Friday, I get a call from the Editorial department, with whom I’d applied for a job a couple of weeks earlier. Monday, I email Nick and ask if I’m eligible for re-hire, and ask if he’s comfortable with me talking to Editorial. I don’t want him to feel like I’m going behind his back, and I don’t want it to look like I’m getting around him in any way. So Nick writes back, says yes and yes, ad I call Editorial. We have a phone interview on Thursday, and it goes super well, and I’m waiting to hear back from them (they need to ask Nick to make sure that the issues with my employment were only related to attendance & punctuality, which as far as I know they were).

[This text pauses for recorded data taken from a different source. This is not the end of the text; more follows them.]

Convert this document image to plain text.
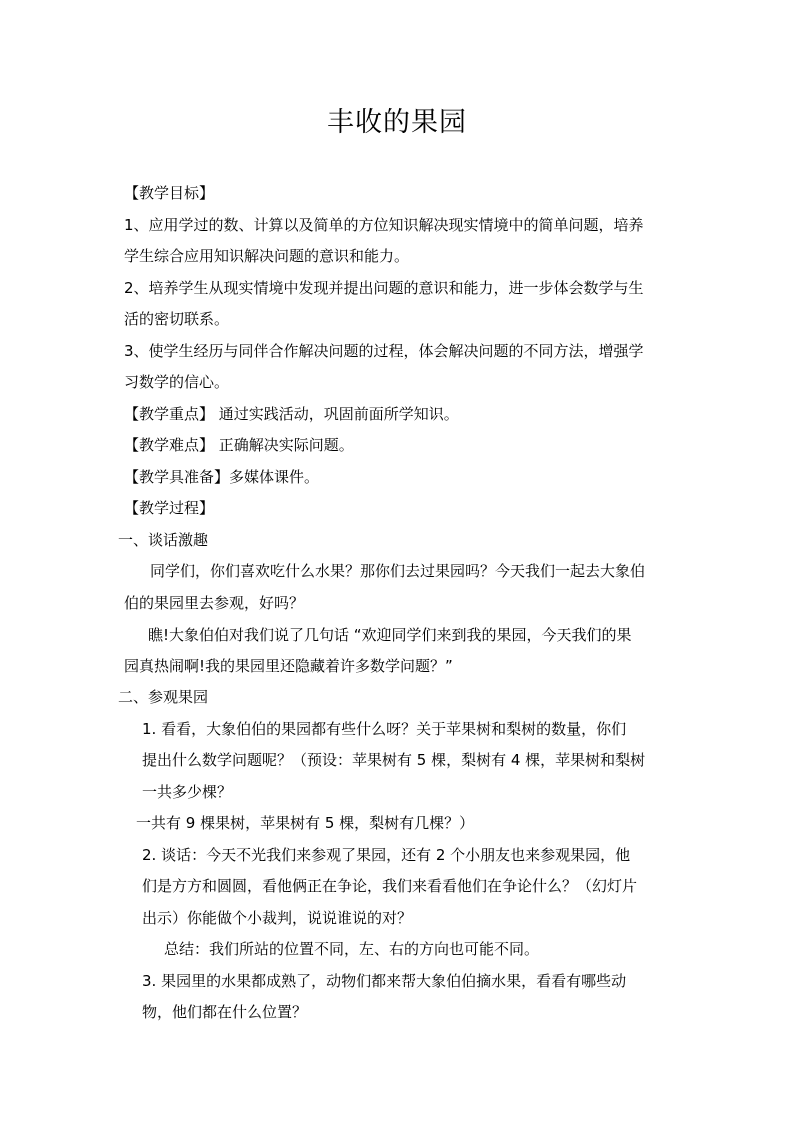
丰收的果园
【教学目标】
1、应用学过的数、计算以及简单的方位知识解决现实情境中的简单问题，培养
学生综合应用知识解决问题的意识和能力。
2、培养学生从现实情境中发现并提出问题的意识和能力，进一步体会数学与生
活的密切联系。
3、使学生经历与同伴合作解决问题的过程，体会解决问题的不同方法，增强学
习数学的信心。
【教学重点】 通过实践活动，巩固前面所学知识。
【教学难点】 正确解决实际问题。
【教学具准备】多媒体课件。
【教学过程】
一、谈话激趣
同学们，你们喜欢吃什么水果？那你们去过果园吗？今天我们一起去大象伯
伯的果园里去参观，好吗？
瞧!大象伯伯对我们说了几句话 “欢迎同学们来到我的果园，今天我们的果
园真热闹啊!我的果园里还隐藏着许多数学问题？”
二、参观果园
1. 看看，大象伯伯的果园都有些什么呀？关于苹果树和梨树的数量，你们
提出什么数学问题呢？（预设：苹果树有 5 棵，梨树有 4 棵，苹果树和梨树
一共多少棵？
一共有 9 棵果树，苹果树有 5 棵，梨树有几棵？）
2. 谈话：今天不光我们来参观了果园，还有 2 个小朋友也来参观果园，他
们是方方和圆圆，看他俩正在争论，我们来看看他们在争论什么？（幻灯片
出示）你能做个小裁判，说说谁说的对？
总结：我们所站的位置不同，左、右的方向也可能不同。
3. 果园里的水果都成熟了，动物们都来帮大象伯伯摘水果，看看有哪些动
物，他们都在什么位置？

In the meantime, I’ve read a dozen books (from the Dresden Files which are incredibly fun and empty, to a Robert Parker novel which was just as empty, but nowhere near as fun, the last Harry Potter, &c, &c) and am currently reading The Ecstasy Club, by Douglas (?) Rushkoff.
The book’s about a cabal of ravers bent on immediate evolution to a higher state of consciousness. It’s essentially the concrete half of the story I was trying to write ten years ago. It’s really hard for me to read – the way these people talk and think is so close to me, and it’s bringing up questions about how I relate to spirituality and to the groups I belong to.

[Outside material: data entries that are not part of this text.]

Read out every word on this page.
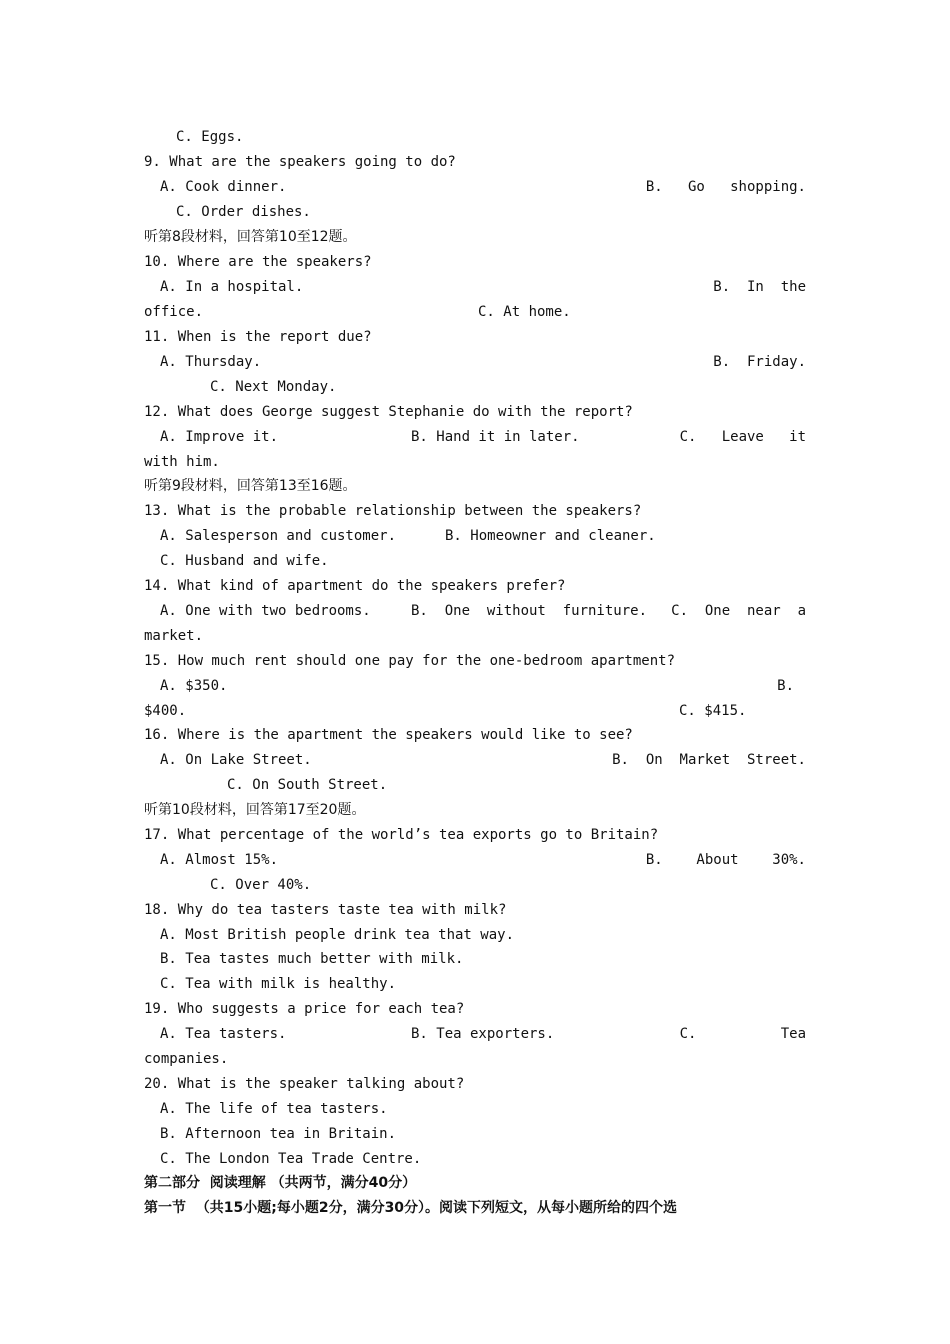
C. Eggs.
9. What are the speakers going to do?

A. Cook dinner.

	B.   Go   shopping.

C. Order dishes.
听第8段材料，回答第10至12题。
10. Where are the speakers?

A. In a hospital.

	B.  In  the

office.

	C. At home.

11. When is the report due?

A. Thursday.

	B.  Friday.

C. Next Monday.
12. What does George suggest Stephanie do with the report?

A. Improve it.

	B. Hand it in later.

	C.   Leave   it

with him.
听第9段材料，回答第13至16题。
13. What is the probable relationship between the speakers?

A. Salesperson and customer.

	B. Homeowner and cleaner.

C. Husband and wife.
14. What kind of apartment do the speakers prefer?

A. One with two bedrooms.

	B.  One  without  furniture.

C.  One  near  a

market.
15. How much rent should one pay for the one-bedroom apartment?

A. $350.

	B.

$400.

	C. $415.

16. Where is the apartment the speakers would like to see?

A. On Lake Street.

	B.  On  Market  Street.

C. On South Street.
听第10段材料，回答第17至20题。
17. What percentage of the world’s tea exports go to Britain?

A. Almost 15%.

	B.    About    30%.

C. Over 40%.
18. Why do tea tasters taste tea with milk?
A. Most British people drink tea that way.
B. Tea tastes much better with milk.
C. Tea with milk is healthy.
19. Who suggests a price for each tea?

A. Tea tasters.

	B. Tea exporters.

	C.          Tea

companies.
20. What is the speaker talking about?
A. The life of tea tasters.
B. Afternoon tea in Britain.
C. The London Tea Trade Centre.
第二部分  阅读理解 （共两节，满分40分）
第一节  （共15小题;每小题2分，满分30分）。阅读下列短文，从每小题所给的四个选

I asked a question at the meditation class last night (interesting note – I still don’t know what to call it. Shamata practice? Buddhist class? Temple? I don’t even know which tradition these people practice) about engaging in the world. I was given a long answer about the three turnings of Buddhist teachings.
I don’t really know much, but it seems like the first turning involves renouncing the causes of suffering, the second involves working for others to end the suffering of all sentient beings, and the third turning is that the world is pure and our minds are pure, and an error in perception is the cause of suffering.
It’s like epicureanism, something else, and then gnosticism. However, there’s no sense of engagement anywhere. I think I must be missing something somewhere, but I couldn’t get any sense of an imperative to live in the world. Maybe it’s the lack of imperatives in buddhism?
The discussion grew out of a quote Josh brought and asked about, something like “Make an island of yourself. Make your refuge of yourself. There is no other refuge. Make truth your refuge. There is no other refuge.” Which sparked the discussion because people said that this sounded like first-turning teachings, and centered around renunciation. Someone else read this like Emerson’s Self Reliance. But I was reminded of this thing I heard somewhere about Muslims – as part o the Allah Ackbar thing (God is great, there is no God but God), there were sort of iterations of equivalence that went on to say “there is no truth but truth” as though truth and God were synonymous. Also an iteration equating God (and truth) to reality. The idea of seeking refuge in what is seems realy appealing, even if it’s totally not the teaching I was meant to get.